A team like Edmonton has as much reason as anybody that they’re forced to play an undeserving opponent in a 5-game series just to make the standard 16-team bracket.
A 5 seed against a 12 seed? This isn’t March Madness!
3. They gave the Oilers Brandon Manning
It’s safe to say the Brandon Manning for Drake Caggiula trade in December 2018 was an utter disaster, and one of the final straws in Peter Chiarelli’s reign as Oilers GM.
Manning (who, coincidentally, once broke Connor McDavid’s collarbone while playing for Philadelphia) managed just two points as an Oiler, and it seems unlikely he’ll ever play a game again for Edmonton, as he hasn’t played a game at the NHL level since November of last year. Of the Oilers’ 11 defencemen who played this season, he finished 10th in 5v5 Corsi For %, an indictator he’s losing a step at the highest level.
And though he’s not setting the league on fire, the winger Caggiula is still a solid contributor with nine goals in 40 games this season, mostly on Chicago’s third line.
Manning’s suspension for use of a discrimanatory slur while down in the AHL with the Bakersfield Condors further solidfied what a disatrous acquistion he has been for the Oilers organization, while Chicago was able to get rid of his $2.25 million cap hit unscathed.
4. Remember 1992?
While the Oilers teams of the 1980s are remembered as being among the league’s all-time best, the early 90s weren’t all that bad in Edmonton either. A Stanley Cup win in 1990 was followed up by two consecutive berths in the Clarence Campbell Conference Final.
But after being sent home in five games against Minnesota in 1991, Chicago would send Edmonton packing in four straight, including a 5-1 Hawks win at Northlands Coliseum to clinch the series.
Though the teams had met in three previous playoff series prior to this one, it’s the only time Chicago came out on top. For some older fans, this one might bring up some bad memories of the start of a franchise decline, as 1992 would be the furthest the Oilers would advance in the postseason for the next 14 years.

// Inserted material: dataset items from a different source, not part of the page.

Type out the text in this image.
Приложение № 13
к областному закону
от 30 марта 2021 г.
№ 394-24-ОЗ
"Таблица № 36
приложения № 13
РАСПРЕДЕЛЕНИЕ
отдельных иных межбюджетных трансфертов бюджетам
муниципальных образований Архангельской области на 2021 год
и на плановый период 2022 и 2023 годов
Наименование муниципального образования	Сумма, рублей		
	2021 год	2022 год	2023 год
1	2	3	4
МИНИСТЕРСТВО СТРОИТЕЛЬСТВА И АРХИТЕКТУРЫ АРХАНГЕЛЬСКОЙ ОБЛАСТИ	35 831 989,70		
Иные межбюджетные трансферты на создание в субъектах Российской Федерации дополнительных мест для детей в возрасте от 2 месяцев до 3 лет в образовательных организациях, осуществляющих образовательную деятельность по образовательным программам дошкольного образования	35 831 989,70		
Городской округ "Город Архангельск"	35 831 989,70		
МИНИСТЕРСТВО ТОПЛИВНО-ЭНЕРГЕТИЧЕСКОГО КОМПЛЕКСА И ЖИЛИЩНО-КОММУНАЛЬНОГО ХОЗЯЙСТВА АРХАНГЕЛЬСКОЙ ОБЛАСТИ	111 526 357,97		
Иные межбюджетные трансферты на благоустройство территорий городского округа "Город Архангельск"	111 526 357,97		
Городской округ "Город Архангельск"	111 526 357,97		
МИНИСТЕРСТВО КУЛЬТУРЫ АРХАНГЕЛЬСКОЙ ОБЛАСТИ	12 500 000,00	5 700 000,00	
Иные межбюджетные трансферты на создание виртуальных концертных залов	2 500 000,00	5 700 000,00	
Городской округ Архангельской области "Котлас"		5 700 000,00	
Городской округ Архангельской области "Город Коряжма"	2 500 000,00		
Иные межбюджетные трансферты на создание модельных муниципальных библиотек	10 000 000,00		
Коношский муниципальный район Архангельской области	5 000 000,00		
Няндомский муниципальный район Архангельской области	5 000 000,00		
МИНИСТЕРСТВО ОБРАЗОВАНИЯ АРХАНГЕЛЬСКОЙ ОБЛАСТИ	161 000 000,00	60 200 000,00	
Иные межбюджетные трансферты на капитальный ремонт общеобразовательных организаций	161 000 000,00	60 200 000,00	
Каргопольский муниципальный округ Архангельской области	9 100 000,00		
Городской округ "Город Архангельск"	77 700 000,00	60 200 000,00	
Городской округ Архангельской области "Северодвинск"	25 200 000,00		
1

5. They’ve had the Oilers number of late
Even though just about every coach and player would tell you that previous results mean nothing, it does sting a little bit as a fan when your team loses to a team you probably should’ve beaten.
Though by just about every objective measure the Oilers have a stronger team than Chicago, that wasn’t the case so far in the 2019-20 season.
In three games between these two teams, Edmonton has fallen to a pair of defeats: 3-1 and 4-3, both times in Chicago (the Oilers did pick up a 5-3 win at home back in February). Nobody knew it at the time, but the 4-3 loss was actually Edmonton’s final road game of the season.
And while it might be out of the heads of much of the Oilers’ roster, there was an embarrassing collapse back in February 2019 during a particularly rough period for Edmonton. With the Oilers up 2-1 on home ice heading into the final period, Chicago scored five goals in the period’s first 12 minutes to turn a close matchup into a disgraceful 6-2 loss.